Dann setzen wir Frauen uns im Schneidersitz auf das große Bett und trinken Tee. »In Ihrem Herzen ist kein Stolz«, sagt eine der Nichten zu mir. »Sie sind sich nicht zu gut dafür, bei uns Armen auf dem Bett zu sitzen.« Solche Sätze höre ich oft, wenn ich ärmere Familien besuche.
»Das habe ich von Isa al Masih, Jesus dem Messias, gelernt«, sage ich. »Wollt ihr eine Geschichte von ihm hören?« »Ja bitte«, sagen sie und sitzen plötzlich kerzengerade. Ich erzähle, wie Jesus die Kinder auf den Schoß nimmt und sie segnet. Dass wir nur zu Gott kommen können, wenn wir wie die Kinder werden.
Das Neugeborene schläft friedlich auf Schuilis Arm. Wie kraftvoll Jesu Worte in diesem Moment wirken. Dieses Kind kann nichts zu seinem Überleben beitragen, ist völlig abhängig von der Fürsorge seiner Eltern. So ist es auch mit uns: Wir können nichts zu unserer Errettung beitragen. Doch für diese Frauen ist Errettung untrennbar mit Leistung verbunden – mit Gebeten, Fasten, dem Einhalten von Geboten. Ihr Leben dreht sich darum, Gunst bei Gott zu erwerben.
Dann erzähle ich von dem, was Jesus getan hat, damit wir errettet werden können – die Frauen nicken. »Bei seinem Tod hat Gott unsere Sünden auf ihn gelegt. Auch deine Sünden«, sage ich und schaue Schuili hoffnungsvoll an. Sie nickt.

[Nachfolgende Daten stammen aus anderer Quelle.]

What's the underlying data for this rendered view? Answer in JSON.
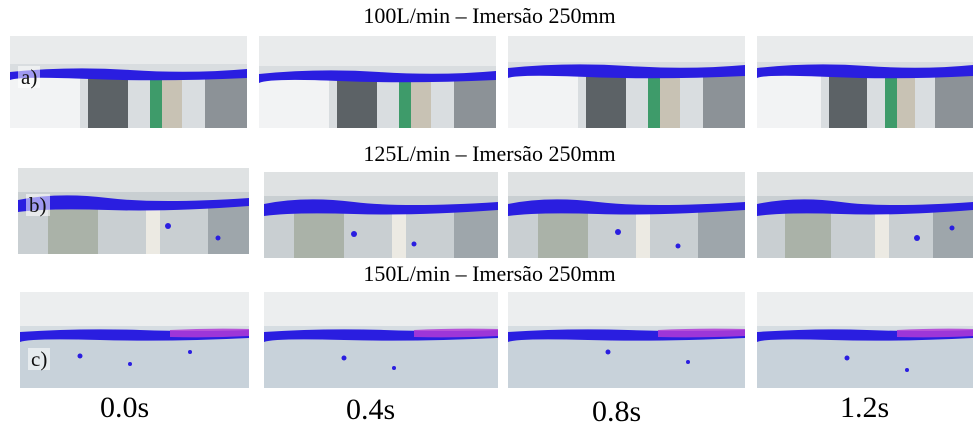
{
  "rows": [
    {
      "title": "100L/min – Imersão 250mm",
      "label": "a)"
    },
    {
      "title": "125L/min – Imersão 250mm",
      "label": "b)"
    },
    {
      "title": "150L/min – Imersão 250mm",
      "label": "c)"
    }
  ],
  "times": [
    "0.0s",
    "0.4s",
    "0.8s",
    "1.2s"
  ],
  "colors": {
    "dye": "#2a1ee0",
    "dye_magenta": "#b23bd6",
    "water": "#cfd6da",
    "glass_green": "#3e9b6a"
  }
}
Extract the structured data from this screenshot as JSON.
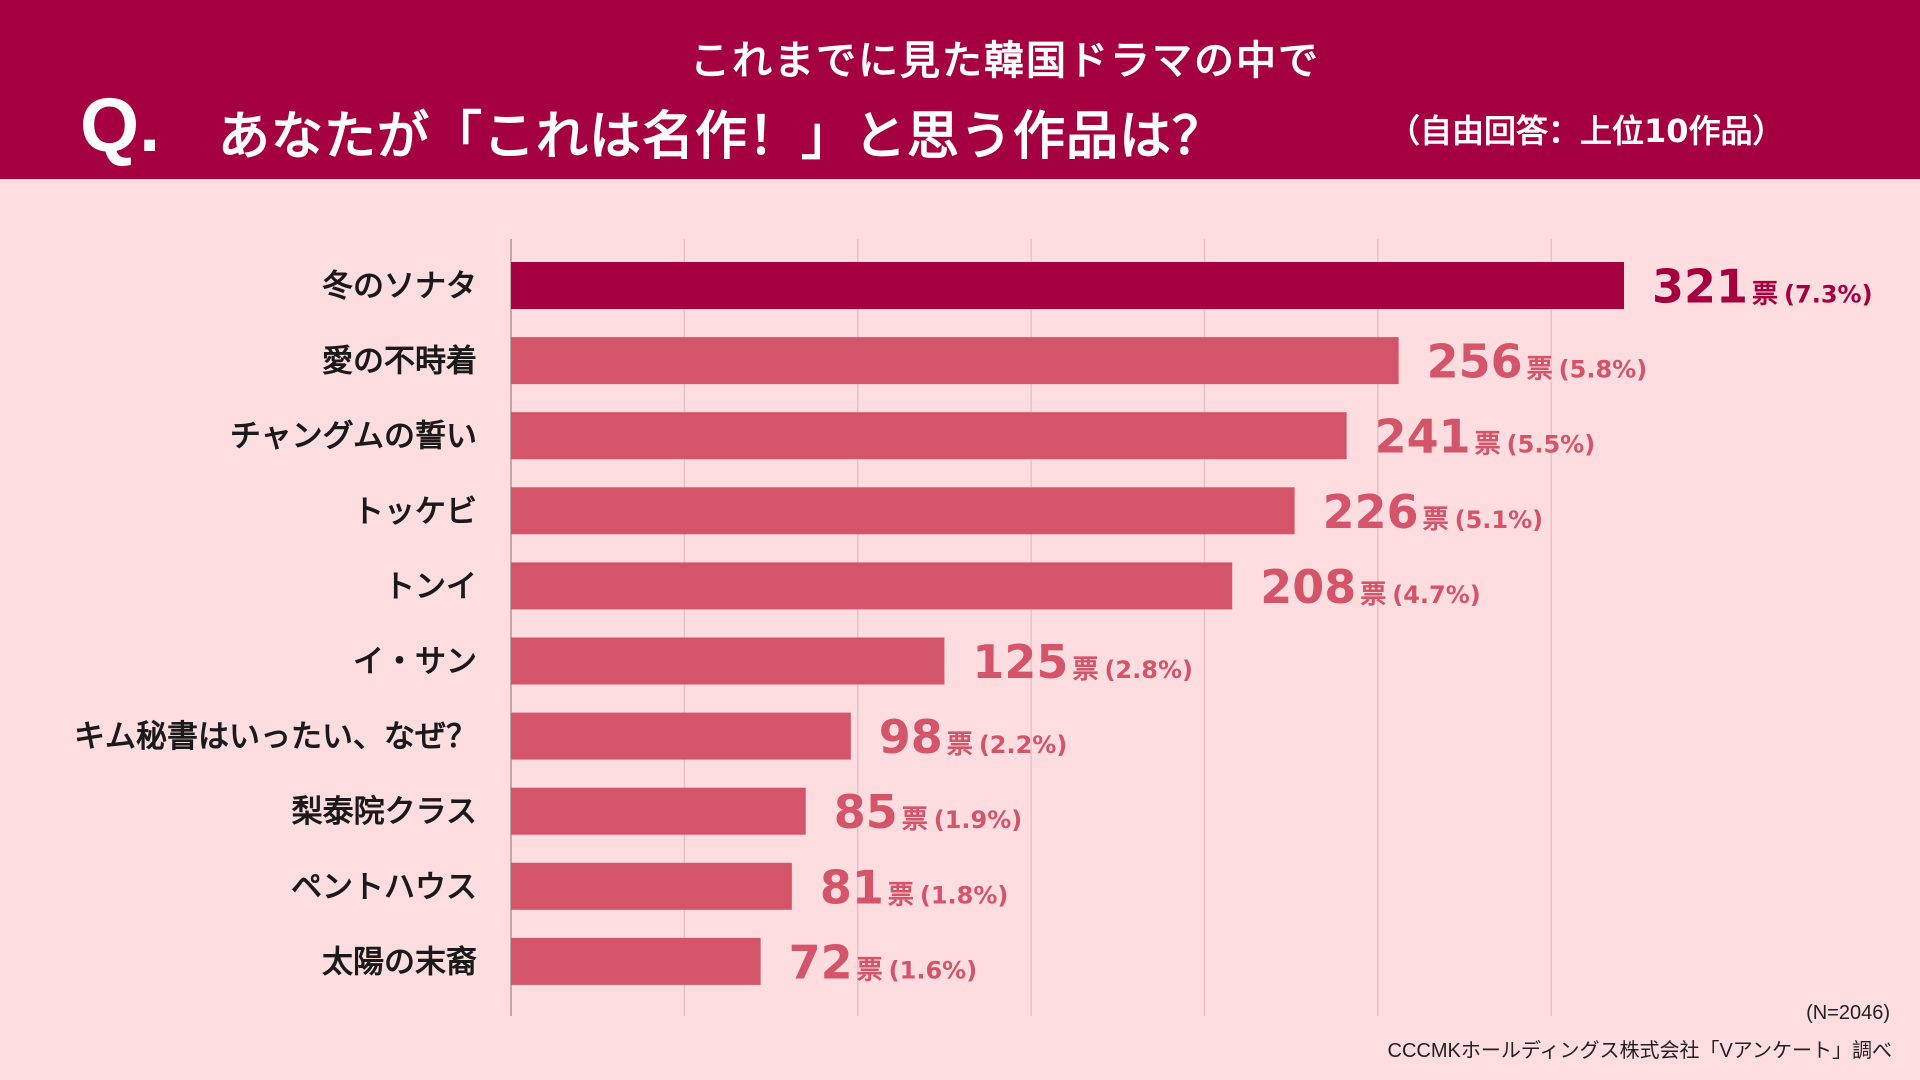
{
  "header": {
    "subtitle": "これまでに見た韓国ドラマの中で",
    "q_mark": "Q.",
    "question": "あなたが「これは名作！」と思う作品は？",
    "note": "（自由回答：上位10作品）"
  },
  "chart_data": {
    "type": "bar",
    "orientation": "horizontal",
    "categories": [
      "冬のソナタ",
      "愛の不時着",
      "チャングムの誓い",
      "トッケビ",
      "トンイ",
      "イ・サン",
      "キム秘書はいったい、なぜ？",
      "梨泰院クラス",
      "ペントハウス",
      "太陽の末裔"
    ],
    "values": [
      321,
      256,
      241,
      226,
      208,
      125,
      98,
      85,
      81,
      72
    ],
    "value_unit": "票",
    "percent_labels": [
      "(7.3%)",
      "(5.8%)",
      "(5.5%)",
      "(5.1%)",
      "(4.7%)",
      "(2.8%)",
      "(2.2%)",
      "(1.9%)",
      "(1.8%)",
      "(1.6%)"
    ],
    "xlim": [
      0,
      350
    ],
    "grid": true,
    "grid_step": 50,
    "colors": {
      "highlight": "#A5003F",
      "default": "#D4546A"
    }
  },
  "footer": {
    "sample_size": "(N=2046)",
    "source": "CCCMKホールディングス株式会社「Vアンケート」調べ"
  },
  "colors": {
    "header_bg": "#A5003F",
    "page_bg": "#FDDDE0"
  }
}
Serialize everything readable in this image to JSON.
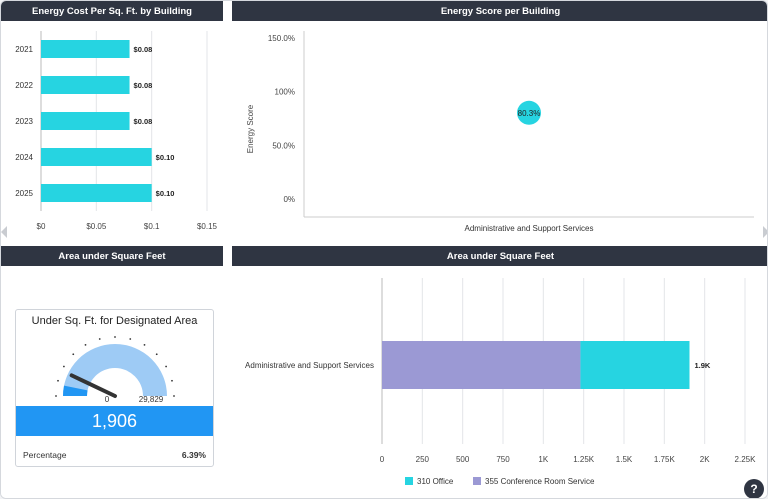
{
  "panels": {
    "cost": {
      "title": "Energy Cost Per Sq. Ft. by Building"
    },
    "score": {
      "title": "Energy Score per Building"
    },
    "area_left": {
      "title": "Area under Square Feet"
    },
    "area_right": {
      "title": "Area under Square Feet"
    }
  },
  "gauge": {
    "title": "Under Sq. Ft. for Designated Area",
    "min_label": "0",
    "max_label": "29,829",
    "value_label": "1,906",
    "value": 1906,
    "max": 29829,
    "footer_label": "Percentage",
    "footer_value": "6.39%"
  },
  "help": {
    "label": "?"
  },
  "colors": {
    "header": "#2f3542",
    "bar": "#26d4e1",
    "accent": "#2196f3",
    "purple": "#9b99d4",
    "gauge_fill": "#9ecbf5"
  },
  "chart_data": [
    {
      "type": "bar",
      "orientation": "horizontal",
      "title": "Energy Cost Per Sq. Ft. by Building",
      "categories": [
        "2021",
        "2022",
        "2023",
        "2024",
        "2025"
      ],
      "values": [
        0.08,
        0.08,
        0.08,
        0.1,
        0.1
      ],
      "data_labels": [
        "$0.08",
        "$0.08",
        "$0.08",
        "$0.10",
        "$0.10"
      ],
      "xlim": [
        0,
        0.15
      ],
      "x_ticks": [
        "$0",
        "$0.05",
        "$0.1",
        "$0.15"
      ],
      "grid": true
    },
    {
      "type": "scatter",
      "title": "Energy Score per Building",
      "ylabel": "Energy Score",
      "categories": [
        "Administrative and Support Services"
      ],
      "values": [
        80.3
      ],
      "data_labels": [
        "80.3%"
      ],
      "ylim": [
        0,
        150
      ],
      "y_ticks": [
        "0%",
        "50.0%",
        "100%",
        "150.0%"
      ]
    },
    {
      "type": "bar",
      "orientation": "horizontal",
      "stacked": true,
      "title": "Area under Square Feet",
      "categories": [
        "Administrative and Support Services"
      ],
      "series": [
        {
          "name": "355 Conference Room Service",
          "values": [
            1230
          ]
        },
        {
          "name": "310 Office",
          "values": [
            676
          ]
        }
      ],
      "total_labels": [
        "1.9K"
      ],
      "xlim": [
        0,
        2250
      ],
      "x_ticks": [
        "0",
        "250",
        "500",
        "750",
        "1K",
        "1.25K",
        "1.5K",
        "1.75K",
        "2K",
        "2.25K"
      ],
      "legend": [
        "310 Office",
        "355 Conference Room Service"
      ],
      "legend_position": "bottom",
      "grid": true
    }
  ]
}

Nicken sie, weil sie meine Worte verstehen oder weil sie höflich sein wollen? Jesus weiß das.
Auf dem Heimweg ziehen die Szenen des Nachmittags noch einmal an mir vorbei. Leben teilen bedeutet für mich, diese Frauen an ihrem Ort zu besuchen, mich auf ihre Betten zu setzen und ihnen nahe zu sein. Und immer wieder die Gelegenheiten zu nutzen, die Gott mir gibt, um seine Wahrheit auszusäen.
Ich sehne mich danach, dass sie begreifen, dass er gekommen ist, um ihnen ein Leben in Fülle zu schenken – mitten in ihrer Armut. Dafür bete ich.